Часы песочные. Песок течет, как вода в реке, потом вверх с ветром в гору и вниз с водопадом. Потом под землю, сквозь почву, через грунты с шумом и водоворотом и где-то там, свободно по рекам подземным проплывая, выходя частичками - песчинками – пузырьками - каплями к поверхности воды колодца чудного.

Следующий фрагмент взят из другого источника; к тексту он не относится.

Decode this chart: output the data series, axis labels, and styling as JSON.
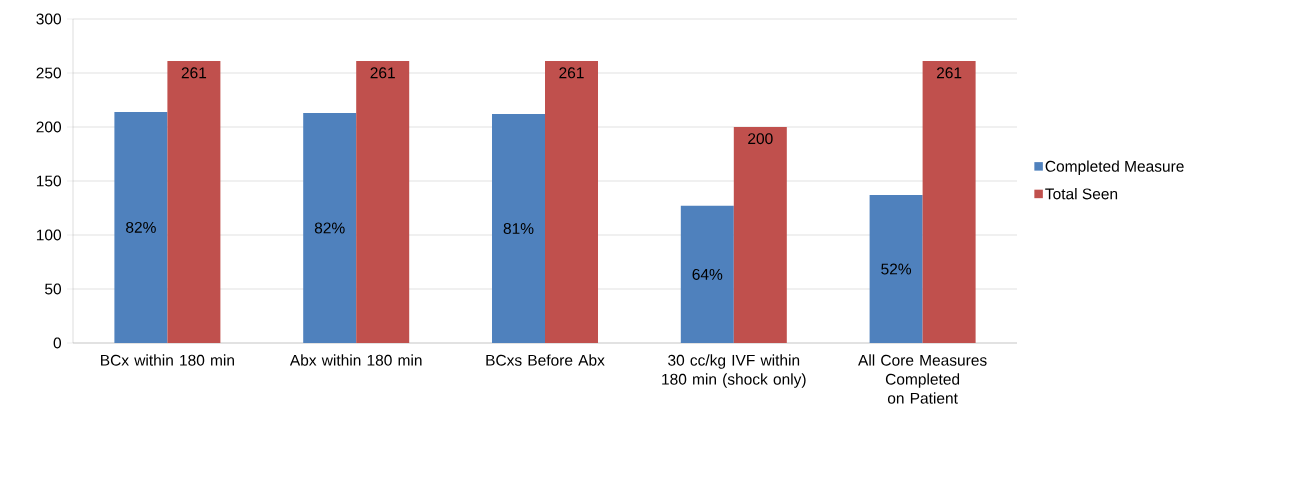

Забыть невозможно, если хоть раз в ту деревню попал, башню видел и из колодца пил. К реке в ущелье ходил и в песке купался. А уж если к морю спускался по водопаду, далеко заплывал и летучих рыб кормил, то уж тем более. И горы там, кажется, из малахита состоят, а та заветная гора – на которой башня древняя высится - внутри из мрамора черного. А в низине – лес волшебный, сосны до небес и кедры в три обхвата. И дальше – в черную чащу – дубы и березы с грибами, а где река протухла – там болото непролазное. А за болотом – вулкан маленький, «Пыхтун» называется. Если еще часа два лететь, то целая долина – ущелье вулканов и гейзеров. И пещеры вокруг с хрусталем и ониксом. Ты скажешь – сказка! Да, милый Аскольд, сказка и сон мой прекрасный. Агаты в реках и изумруды в птичьих гнездах. Бери, если надо. Но назад оттуда не возвращаются, всё равно счастья уже нигде не будет. И даже собаки знают это. Молчат  по ночам. Видели они  бога. Бога – надежду собак.
При мне это было. В день Вечного Всадника. Лет десять назад.
Сначала Всадник по главной трассе, что красным кирпичом вымощена, проехал на коне со знаменем в руках. Жители деревни – следом, с песнями и огнями. Потом в горах и в лесу костры зажгли и по реке на плотах – в море. Китов смотреть и в фонтанах купаться. Весна тогда была и жасмин под окном. Только уже ночью, сидела я на крыльце, когда собаки залаяли. Сначала на одной улице, потом на соседней, перекличка собачьих голосов, словно эстафета по улицам, по дворам, по уютным собачьим будкам. Вскоре залаяли все псы сразу. Заунывно залаяли, печально, словно песню завыли.
И все сразу люди в деревне вышли из домов. Встали с кроватей, во дворы и на улицы с детьми сонными и женами. Смотреть, что это дворняги так поют, разрываются от печали-радости и воют с придыханием, так что кровь стынет и мурашки по коже.
И вижу я, и видят все люди – идет по главной улице, движется как по воздуху исполинская собака, огромный Пес, молча и торжественно несет себя. Где-то молчит лес впереди, позади шепчет прибоем море. А вокруг – зеленый холм деревни, на равнине посреди гор, увенчанный башней каменной.
Пропал Пес, ушел вскоре. Я видела его, все жители деревни видели, все скоты домашние и звери лесные видели его. Птицы и черепахи видели, улитки и ягуары, змеи и пауки видели. Только для них и для нас это совершенно ничего не значит.
Ровным счетом ничего, совершенно не значит.
А для собак?

- Бог – надежда собак… - задумчиво произнесла Мина.